Por conseguinte, aduziu, ainda, que no rol previsto no item 56 da Exposição de Motivos do Código Penal, não há nada que equipare o sinal de TV a cabo como espécie de energia lá abarcada.

À vista disso, concorda com a visão de Cezar Roberto Bittencourt [já citado], pelo fato de que a energia prevista na exposição de motivos é aquela que pode diminuir, terminar, esgotar, ao passo que o sinal televisivo jamais se gasta, podendo até mesmo ser acessado por toda a população do planeta, ao mesmo tempo.

Em razão disso, concluiu que não há como considerar o sinal de TV a cabo como energia, tampouco em objeto passível de subtração, o que, consequentemente, não pode ser objeto material do delito, previsto como furto de energia elétrica.

Seguiu, então, retornando ao preceito antevisto do art. 35 da Lei n. 8.977/95, para explicar que a norma é posterior e especial, visto que prevê a ilicitude penal da conduta de receptar a interceptar o sinal de TV a cabo. Fato este que entender ser certo utilizar esta norma para tipificar a conduta do agente e não o Código Penal [lei anterior].

O problema da lacuna da citada lei, segundo o Ministro, é que ela não define o preceito secundário dos tipos penais; ou seja, a pena para ser aplicada ao indivíduo que comete tal ato, classificando como a doutrina chama de norma penal em branco inversa e, por isso, considera que o conteúdo incompleto da lei deve ser complementado por outra lei, sob pena de estar se violando o princípio da reserva legal (anexo B deste trabalho).

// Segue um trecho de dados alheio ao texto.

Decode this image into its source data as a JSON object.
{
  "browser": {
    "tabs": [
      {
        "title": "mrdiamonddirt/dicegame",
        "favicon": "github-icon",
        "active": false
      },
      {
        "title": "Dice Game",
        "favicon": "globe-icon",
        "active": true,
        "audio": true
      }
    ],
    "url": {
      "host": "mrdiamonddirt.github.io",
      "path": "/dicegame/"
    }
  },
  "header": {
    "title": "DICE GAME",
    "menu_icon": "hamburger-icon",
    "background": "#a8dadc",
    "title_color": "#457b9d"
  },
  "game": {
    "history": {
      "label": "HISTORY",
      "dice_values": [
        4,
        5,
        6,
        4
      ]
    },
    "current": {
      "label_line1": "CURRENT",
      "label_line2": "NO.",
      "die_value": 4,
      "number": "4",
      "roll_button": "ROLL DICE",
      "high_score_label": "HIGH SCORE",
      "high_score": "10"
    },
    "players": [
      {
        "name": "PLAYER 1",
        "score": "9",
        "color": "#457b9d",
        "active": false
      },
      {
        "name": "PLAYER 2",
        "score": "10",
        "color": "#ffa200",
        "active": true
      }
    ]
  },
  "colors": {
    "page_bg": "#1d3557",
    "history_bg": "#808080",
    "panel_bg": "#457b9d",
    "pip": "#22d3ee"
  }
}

Entrementes, considera que, caso sejam condenados pelo crime de furto de energia elétrica aqueles que utilizarem o serviço de forma clandestina, estar-se-ia diante de analogia em prejuízo do réu, a qual, conforme demonstrado no item 2.5.1 por nós, é vedada no ordenamento penal.

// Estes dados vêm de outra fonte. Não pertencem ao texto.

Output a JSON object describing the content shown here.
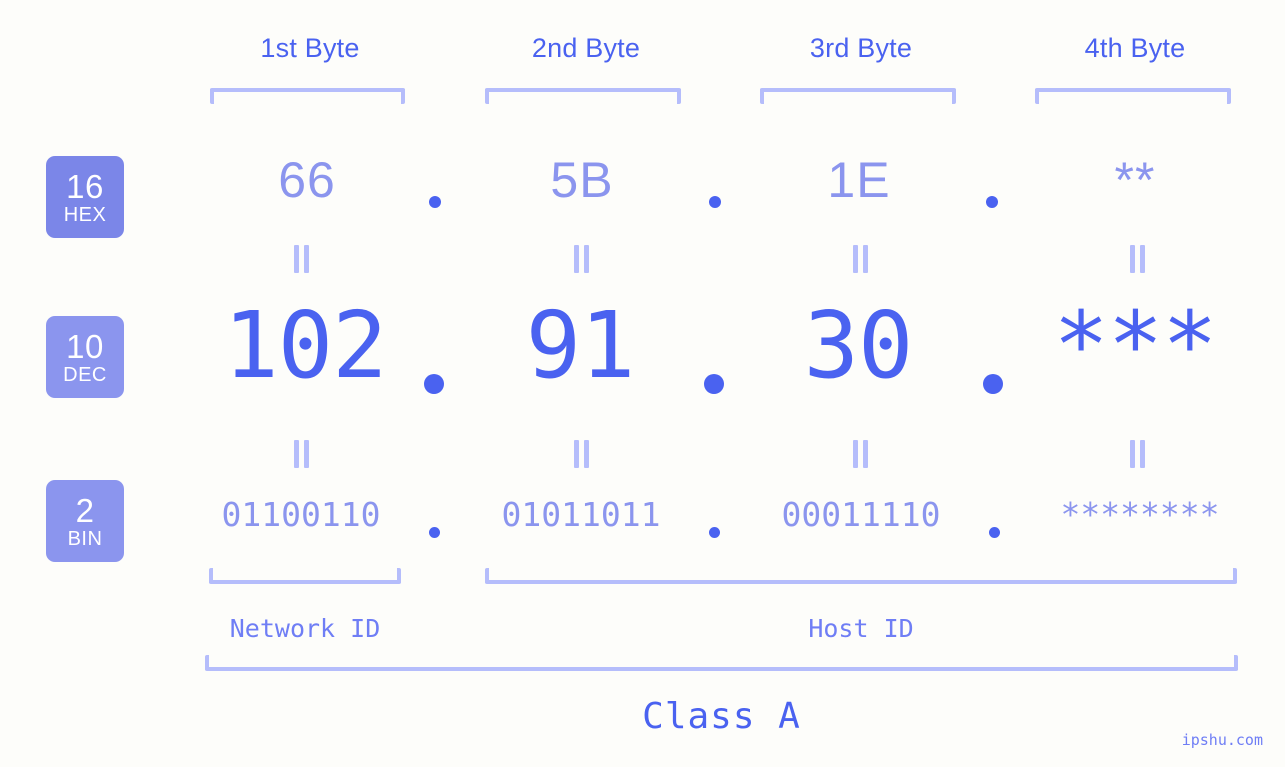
{
  "page": {
    "background_color": "#fdfdfa",
    "accent_color": "#4a62f0",
    "accent_light_color": "#8b95ee",
    "bracket_color": "#b5bdfb",
    "watermark": "ipshu.com"
  },
  "headers": [
    {
      "label": "1st Byte"
    },
    {
      "label": "2nd Byte"
    },
    {
      "label": "3rd Byte"
    },
    {
      "label": "4th Byte"
    }
  ],
  "bases": [
    {
      "number": "16",
      "name": "HEX",
      "color": "#7b86e8"
    },
    {
      "number": "10",
      "name": "DEC",
      "color": "#8b95ee"
    },
    {
      "number": "2",
      "name": "BIN",
      "color": "#8b95ee"
    }
  ],
  "rows": {
    "hex": {
      "values": [
        "66",
        "5B",
        "1E",
        "**"
      ],
      "separators": [
        ".",
        ".",
        "."
      ]
    },
    "dec": {
      "values": [
        "102",
        "91",
        "30",
        "***"
      ],
      "separators": [
        ".",
        ".",
        "."
      ]
    },
    "bin": {
      "values": [
        "01100110",
        "01011011",
        "00011110",
        "********"
      ],
      "separators": [
        ".",
        ".",
        "."
      ]
    }
  },
  "equality": {
    "glyph": "="
  },
  "regions": [
    {
      "label": "Network ID"
    },
    {
      "label": "Host ID"
    }
  ],
  "class": {
    "label": "Class A"
  }
}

Assim, entendeu que, conforme o princípio da reserva legal, não há crime sem lei anterior que o defina, nem pena sem prévia cominação legal, de modo que o julgamento citado considerou como atípica a assimilação do furto de sinal de TV a cabo, porque não está expressamente previsto na redação do artigo 155, parágrafo terceiro, do Código Penal, tampouco existe a figura da energia proveniente da TV a cabo no rol dos motivos de exposição do Código Criminal.

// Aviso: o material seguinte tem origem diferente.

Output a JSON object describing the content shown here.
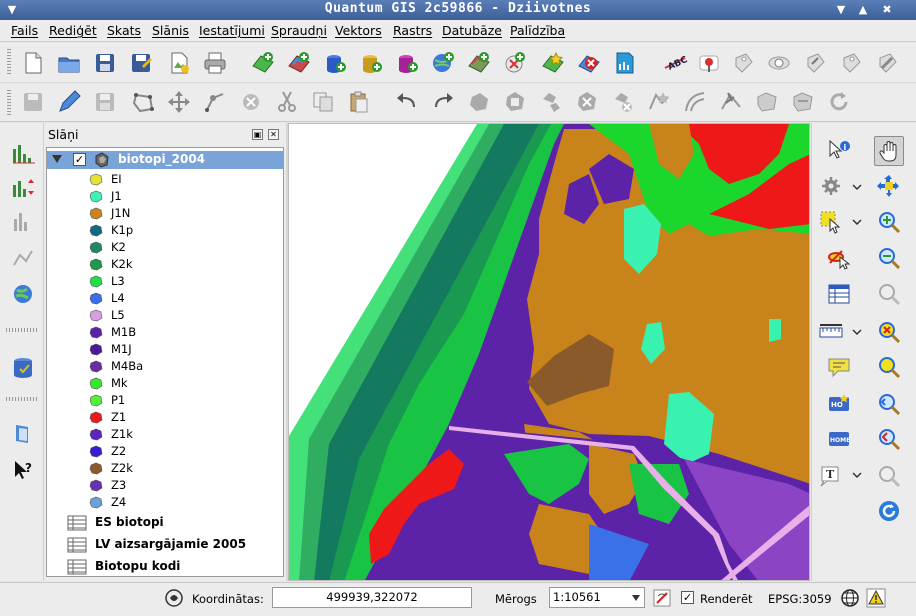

Além disso, retomou que a conduta subtrair não é a que se amolda na conduta daqueles que interceptam ou receptam os sinais televisivos, posto que existe norma expressa e especial acerca do assunto.

Regramento este que, ausente sua pena, não pode haver analogia para o seu uso, visto que seria notória a ofensa ao princípio da reserva legal, reiterando que o seu uso é vedado no Direito Penal.

Deste modo, pelo entendimento do Supremo Tribunal Federal, trata-se de conduta prevista em lei sem preceito secundário, que, no presente voto deferiu a ordem de habeas corpus, para considerar que não existe preceito legal para sustentar a pena que havia sido designada para o paciente.

Concluímos dessa forma que o STF entende que o sinal de TV a cabo não é energia, tampouco faz presente a sua menção no rol de exposição de motivos do Código Penal.

Além desse aspecto, a conduta prevista no verbo subtrair não é suficiente para a adequação da tipificação da conduta do agente, visto que consideram o correto a expressão interceptar e receptar.

De outra monta, consideraram o uso do Código Penal analogia em prejuízo do réu, uma vez que presente conduta em lei esparsa. Fato este que se adequa no princípio da especialidade.

Portanto, segundo o julgado, aqueles que faze o uso não autorizado de sinal de TV por assinatura, não podem sofrer pena, pelos motivos expostos.